In Unit 4, there are three main topics, variation, inequalities, and linear equations. You will be exposed to all three topics by either formulating a response or commenting on a classmate’s response to each one. In your original response, you will choose
one type of problem to solve and post a complete solution. Then, in your responses to two classmates, you will comment on posts which involve the other two types of problems.
Original Response
1. The problems intended for use in this Discussion Board have been shared with you via Google Drive. You should have received an email from your instructor that includes a link to the Excel document in your Google Drive listing the problems. You can also access this Excel doc by clicking on “Drive” up on the top navigation bar of your gmail account. Once you enter this document, select a variation, inequality or linear equation from the list and claim it by entering your name next to it. This is a shared document so the only change you should make is to add your name to the problem that you choose.
2. Begin your response by typing the problem so that your classmates will know what problem you are solving.

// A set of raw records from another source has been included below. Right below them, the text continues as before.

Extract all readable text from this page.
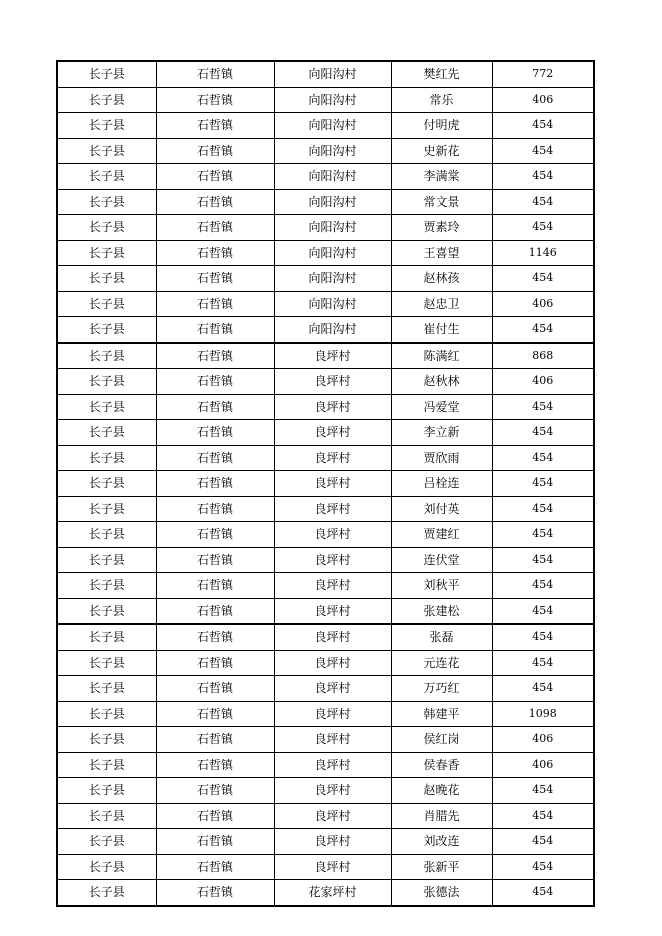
长子县	石哲镇	向阳沟村	樊红先	772
长子县	石哲镇	向阳沟村	常乐	406
长子县	石哲镇	向阳沟村	付明虎	454
长子县	石哲镇	向阳沟村	史新花	454
长子县	石哲镇	向阳沟村	李满棠	454
长子县	石哲镇	向阳沟村	常文景	454
长子县	石哲镇	向阳沟村	贾素玲	454
长子县	石哲镇	向阳沟村	王喜望	1146
长子县	石哲镇	向阳沟村	赵林孩	454
长子县	石哲镇	向阳沟村	赵忠卫	406
长子县	石哲镇	向阳沟村	崔付生	454
长子县	石哲镇	良坪村	陈满红	868
长子县	石哲镇	良坪村	赵秋林	406
长子县	石哲镇	良坪村	冯爱堂	454
长子县	石哲镇	良坪村	李立新	454
长子县	石哲镇	良坪村	贾欣雨	454
长子县	石哲镇	良坪村	吕栓连	454
长子县	石哲镇	良坪村	刘付英	454
长子县	石哲镇	良坪村	贾建红	454
长子县	石哲镇	良坪村	连伏堂	454
长子县	石哲镇	良坪村	刘秋平	454
长子县	石哲镇	良坪村	张建松	454
长子县	石哲镇	良坪村	张磊	454
长子县	石哲镇	良坪村	元连花	454
长子县	石哲镇	良坪村	万巧红	454
长子县	石哲镇	良坪村	韩建平	1098
长子县	石哲镇	良坪村	侯红岗	406
长子县	石哲镇	良坪村	侯春香	406
长子县	石哲镇	良坪村	赵晚花	454
长子县	石哲镇	良坪村	肖腊先	454
长子县	石哲镇	良坪村	刘改连	454
长子县	石哲镇	良坪村	张新平	454
长子县	石哲镇	花家坪村	张德法	454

3. Write a complete solution, showing all steps used in solving the problem. Explain each step as if you were the expert explaining it to a novice.
Responses to Classmates
4. Find the posts of two classmates who solved problems other than the type that you solved. In other words, if you solved a variation problem, you need to respond to a classmate’s formula problem and a classmate’s linear equation. Make sure that your responses to your classmates are substantive and advance the Discussion. You can check the classmate’s solution, show a different way to solve a problem, or help a classmate who has a question. The possibilities are endless.
LETTER FROM THE PROF.
Unit 4: Variation, Inequalities, and Graphing
Hi Great Class!
There are two concepts that are very important in this week’s learning objectives: slope and intercepts. Intercepts are where the solution line crosses the axes of the graph. Where x = 0, the solution line will cross the y-axis at some point, and that point is called the y-intercept. Where y = 0, the solution line will cross the x-axis at some point and is called the x-intercept.
In ski areas, they really understand the term of slope: when the ski slope is steep or when it is easy. We intuitively understand slope. However, to calculate the slope mathematically, we calculate the change in height (the change in the y-value) as the distance changes (the change in the x-value). If the hill slopes down 3 feet for every 10 feet of horizontal distance, that’s a negative slope of -3/10. If we are going up in the ski lift and we go up 5 feet for every 10 feet of horizontal distance, that’s a positive slope of 5/10 or 1/2.
When we discuss slope in algebra, we use the letter-m. (Don’t ask me why we use the letter-m, I haven’t the foggiest idea. However it has been suggested that it is because it is the first letter of the French word “monter”, meaning to ascend or climb.)
Here’s the LINK …
The problems intended for use in this Discussion Board have been shared with you via Google Drive. You should have received an email that includes a link to the Excel document in your Google Drive listing the problems. You can also access this Excel doc by clicking on “Drive” up on the top navigation bar of your gmail account.
Tech support can help you find this, if needed.
Once you enter this document, select a variation, formula or linear equation from the list and claim it by entering your name next to it. This is a shared document so the only change you should make is to add your name to the problem that you choose.
Here’s the link …
https://docs.google.com/spreadsheet/ccc?key=0Atyn_4TsRvl5dEdmTHgxOUlVUG1LaWlxOVd2M2EzYXc&usp=sharing
BTW — if there are no problems left by the time you access this document, then you may simply select a problem from our text in the readings for this week.
STUDENT 1
Problem: T varies directly as S. If T = 12 when S = 40, determine T when S = 10.
If the variable T varies directly to variable S, and K is the constant, then the equation is as follows:
T = KS
We need to solve for the constant K first to determine the variable T. We use the variable amounts provided to determine K. T=12, S=40, and K.
T = KS
12 = K(40)
12/40 =K(40)/40
3/10 = K
Now we can input the constant K= 3/10, into the equation to find the variable T as it varies to S=10.
T = KS
T = 3
/10(10)
T = 30/10
T = 3
Check the answer by verifying the constant K when T=12 varies to S=40.
T = KS
12 = 3/10(40)
12 = 12
0/10
12 = 12
This verifies the constant K=3/10 is correct.
Therefore T=3 varies directly when S=10.
STUDENT 2
The volume, V, of a gas varies inversely as the pressure, P, on it. If the volume is 180 cm3 under pressure of 40 kg/cm2, what pressure has to be applied to have
a volume of 360 cm3 ?
V = k/P, where k is constant
thus k = V*P and
P = k/V
If V = 180 cm3 then P = 40 kg/cm2 and we can find k
k = 180 * 40
If V = 360 cm3 we need to find P
P = k/V
P = 180*40/360
P = 30 kg/cm2
We have to apply pressure of 30 kg/cm2 to have a volume of 360 cm3.